Reserve Bank of Australia Cuts Official Cash Rate (OCR) to 4.5%

November 1, 2011

The RBA eased monetary policy for the first time since a 25-basis point OCR cut in April 2009 culminated a six-step 425 basis point easing from September 2008.  Today’s reduction was also by 25 basis points.  Aggressive monetary and fiscal stimulus as the world economy sank into the Great Recession enabled Australia to be among very few advanced economies to avoid an outright economic contraction, and rate normalization began in October 2009.  Six more rate hikes followed by November 2010, all seven being by 25 basis points. 

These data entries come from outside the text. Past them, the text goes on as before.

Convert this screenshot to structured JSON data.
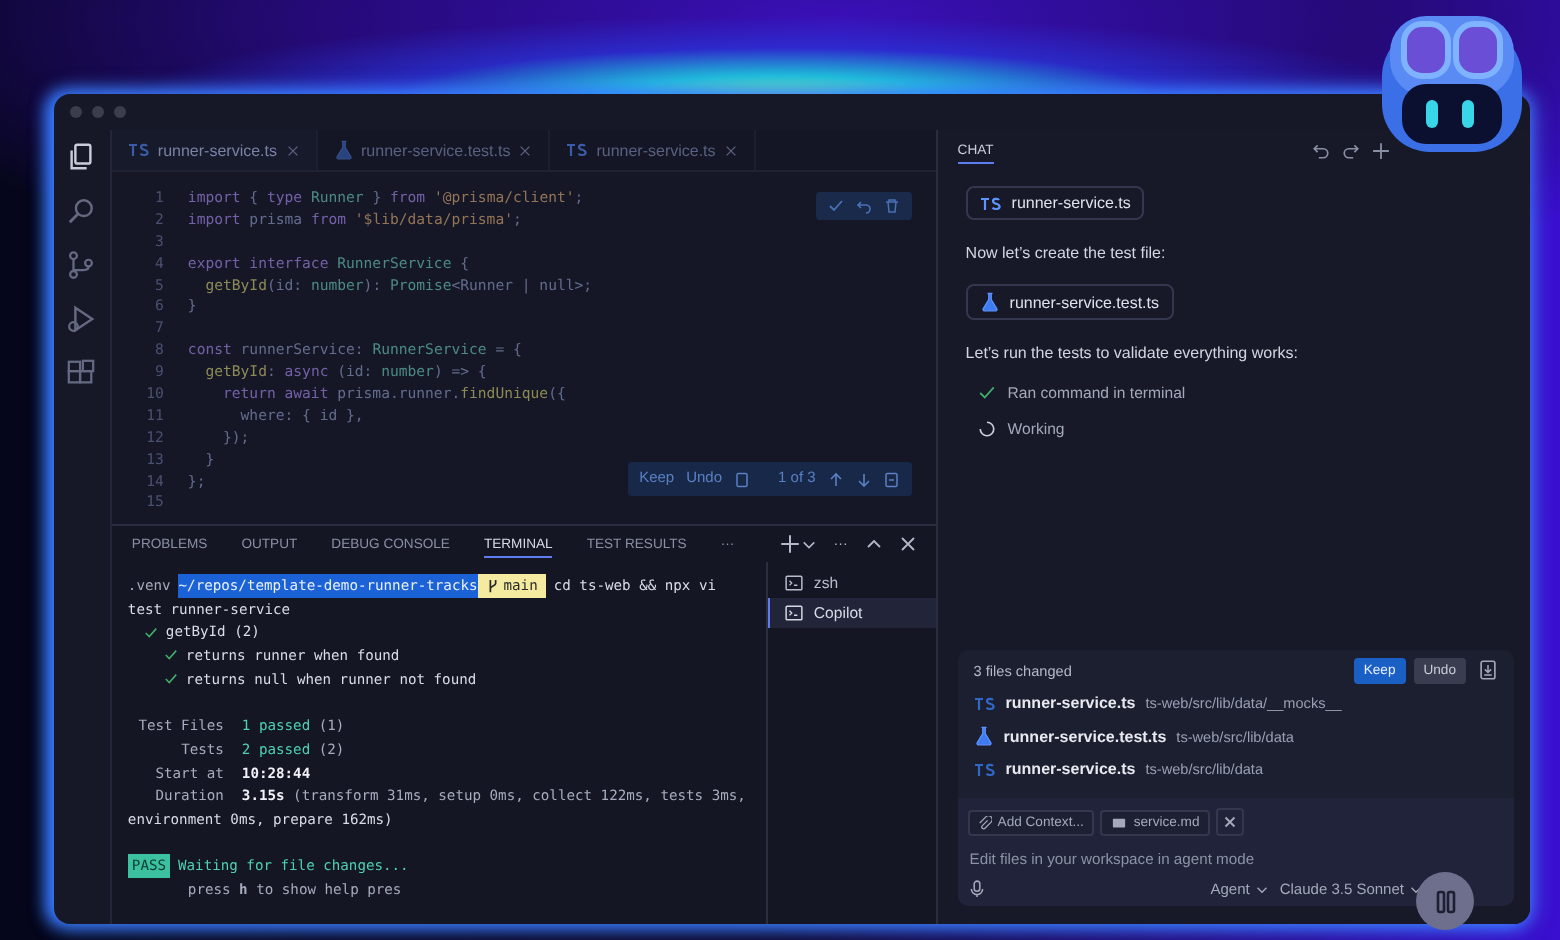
{
  "editor": {
    "tabs": [
      {
        "label": "runner-service.ts",
        "kind": "ts",
        "selected": true
      },
      {
        "label": "runner-service.test.ts",
        "kind": "test",
        "selected": false
      },
      {
        "label": "runner-service.ts",
        "kind": "ts",
        "selected": false
      }
    ],
    "lines": [
      {
        "number": "1",
        "code": [
          {
            "kind": "kw",
            "text": "import"
          },
          {
            "kind": "p",
            "text": " { "
          },
          {
            "kind": "kw",
            "text": "type"
          },
          {
            "kind": "ty",
            "text": " Runner"
          },
          {
            "kind": "p",
            "text": " } "
          },
          {
            "kind": "kw",
            "text": "from"
          },
          {
            "kind": "s",
            "text": " '@prisma/client'"
          },
          {
            "kind": "p",
            "text": ";"
          }
        ]
      },
      {
        "number": "2",
        "code": [
          {
            "kind": "kw",
            "text": "import"
          },
          {
            "kind": "p",
            "text": " prisma "
          },
          {
            "kind": "kw",
            "text": "from"
          },
          {
            "kind": "s",
            "text": " '$lib/data/prisma'"
          },
          {
            "kind": "p",
            "text": ";"
          }
        ]
      },
      {
        "number": "3"
      },
      {
        "number": "4",
        "code": [
          {
            "kind": "kw",
            "text": "export interface"
          },
          {
            "kind": "ty",
            "text": " RunnerService"
          },
          {
            "kind": "p",
            "text": " {"
          }
        ]
      },
      {
        "number": "5",
        "code": [
          {
            "kind": "fn",
            "text": "  getById"
          },
          {
            "kind": "p",
            "text": "(id: "
          },
          {
            "kind": "ty",
            "text": "number"
          },
          {
            "kind": "p",
            "text": "): "
          },
          {
            "kind": "ty",
            "text": "Promise"
          },
          {
            "kind": "p",
            "text": "<Runner | null>;"
          }
        ]
      },
      {
        "number": "6",
        "code": [
          {
            "kind": "p",
            "text": "}"
          }
        ]
      },
      {
        "number": "7"
      },
      {
        "number": "8",
        "code": [
          {
            "kind": "kw",
            "text": "const"
          },
          {
            "kind": "p",
            "text": " runnerService: "
          },
          {
            "kind": "ty",
            "text": "RunnerService"
          },
          {
            "kind": "p",
            "text": " = {"
          }
        ]
      },
      {
        "number": "9",
        "code": [
          {
            "kind": "fn",
            "text": "  getById"
          },
          {
            "kind": "p",
            "text": ": "
          },
          {
            "kind": "kw",
            "text": "async"
          },
          {
            "kind": "p",
            "text": " (id: "
          },
          {
            "kind": "ty",
            "text": "number"
          },
          {
            "kind": "p",
            "text": ") => {"
          }
        ]
      },
      {
        "number": "10",
        "code": [
          {
            "kind": "kw",
            "text": "    return await"
          },
          {
            "kind": "p",
            "text": " prisma.runner."
          },
          {
            "kind": "fn",
            "text": "findUnique"
          },
          {
            "kind": "p",
            "text": "({"
          }
        ]
      },
      {
        "number": "11",
        "code": [
          {
            "kind": "p",
            "text": "      where: { id },"
          }
        ]
      },
      {
        "number": "12",
        "code": [
          {
            "kind": "p",
            "text": "    });"
          }
        ]
      },
      {
        "number": "13",
        "code": [
          {
            "kind": "p",
            "text": "  }"
          }
        ]
      },
      {
        "number": "14",
        "code": [
          {
            "kind": "p",
            "text": "};"
          }
        ]
      },
      {
        "number": "15"
      }
    ],
    "inline_actions": {
      "keep": "Keep",
      "undo": "Undo",
      "counter": "1 of 3"
    }
  },
  "panel": {
    "tabs": [
      {
        "label": "PROBLEMS",
        "selected": false
      },
      {
        "label": "OUTPUT",
        "selected": false
      },
      {
        "label": "DEBUG CONSOLE",
        "selected": false
      },
      {
        "label": "TERMINAL",
        "selected": true
      },
      {
        "label": "TEST RESULTS",
        "selected": false
      }
    ],
    "overflow": "···",
    "more": "···",
    "terminal": [
      {
        "kind": "prompt",
        "spaced": false,
        "venv": ".venv",
        "path": "~/repos/template-demo-runner-tracks",
        "branch": "main",
        "command": "cd ts-web && npx vi"
      },
      {
        "kind": "text",
        "spaced": false,
        "text": "test runner-service"
      },
      {
        "kind": "check",
        "text": "getById (2)",
        "children": [
          {
            "kind": "check",
            "text": "returns runner when found"
          },
          {
            "kind": "check",
            "text": "returns null when runner not found"
          }
        ]
      },
      {
        "kind": "count",
        "spaced": true,
        "label": "Test Files",
        "value": "1 passed",
        "detail": "(1)"
      },
      {
        "kind": "count",
        "spaced": false,
        "label": "Tests",
        "value": "2 passed",
        "detail": "(2)"
      },
      {
        "kind": "time",
        "spaced": false,
        "label": "Start at",
        "value": "10:28:44"
      },
      {
        "kind": "time",
        "spaced": false,
        "label": "Duration",
        "value": "3.15s",
        "detail": "(transform 31ms, setup 0ms, collect 122ms, tests 3ms,"
      },
      {
        "kind": "text",
        "spaced": false,
        "text": "environment 0ms, prepare 162ms)"
      },
      {
        "kind": "status",
        "spaced": true,
        "badge": "PASS",
        "text": "Waiting for file changes..."
      },
      {
        "kind": "hint",
        "spaced": false,
        "text": "press **h** to show help pres"
      }
    ],
    "sessions": [
      {
        "label": "zsh",
        "selected": false
      },
      {
        "label": "Copilot",
        "selected": true
      }
    ]
  },
  "chat": {
    "title": "CHAT",
    "messages": [
      {
        "kind": "file",
        "file": {
          "kind": "ts",
          "text": "runner-service.ts"
        }
      },
      {
        "kind": "text",
        "text": "Now let’s create the test file:"
      },
      {
        "kind": "file",
        "file": {
          "kind": "test",
          "text": "runner-service.test.ts"
        }
      },
      {
        "kind": "text",
        "text": "Let’s run the tests to validate everything works:"
      },
      {
        "kind": "step",
        "done": true,
        "text": "Ran command in terminal"
      },
      {
        "kind": "step",
        "done": false,
        "text": "Working"
      }
    ],
    "changes": {
      "title": "3 files changed",
      "keep": "Keep",
      "undo": "Undo",
      "files": [
        {
          "kind": "ts",
          "name": "runner-service.ts",
          "path": "ts-web/src/lib/data/__mocks__"
        },
        {
          "kind": "test",
          "name": "runner-service.test.ts",
          "path": "ts-web/src/lib/data"
        },
        {
          "kind": "ts",
          "name": "runner-service.ts",
          "path": "ts-web/src/lib/data"
        }
      ]
    },
    "input": {
      "add_context": "Add Context...",
      "attachment": "service.md",
      "placeholder": "Edit files in your workspace in agent mode",
      "mode": "Agent",
      "model": "Claude 3.5 Sonnet"
    }
  }
}
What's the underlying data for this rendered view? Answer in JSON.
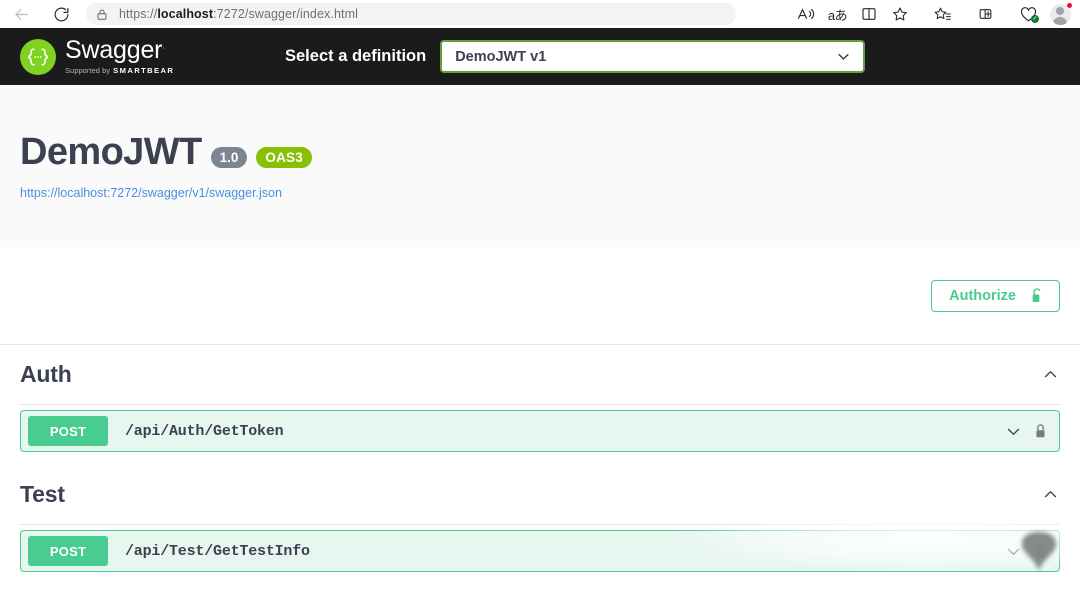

In a statement released today, the Reserve Bank of Australia Board, led by Governor Glenn Stevens, explained the directional reversal as follows:

Over the past year, the Board has maintained a mildly restrictive stance of monetary policy, in view of its concerns about inflation. With overall growth moderate, inflation now likely to be close to target and confidence subdued outside the resources sector, the Board concluded that a more neutral stance of monetary policy would now be consistent with achieving sustainable growth and 2–3 per cent inflation over time.

Some other specific points made in the statement are

  • Global growth has so far not experienced a major downturn.  Fear of such has weighed on confidence.
  • China’s growth has slowed as a result of policy intent.
  • “It is likely to be some time yet before concerns about the European situation can definitively be laid to rest and the effects of the recent turmoil on confidence may result in a period of precautionary behaviour by firms and households.”
  • Australia’s terms of trade “remains very high” but has crested finally.
  • “Cautious behaviour by households and the high exchange rate have had a noticeable dampening effect” on the Australian economy, which is experiencing “moderate growth overall.”
  • Because of base effects related to bade weather last summer, on-year inflation exceeds target.  Inflation will fall as such drops out of year-over-year comparisons and because of softer labor market conditions, subdued demand conditions, and the high exchange rate.

The next RBA policy announcement will be released December 5.  The Board meets monthly except in January, when it’s summer down under.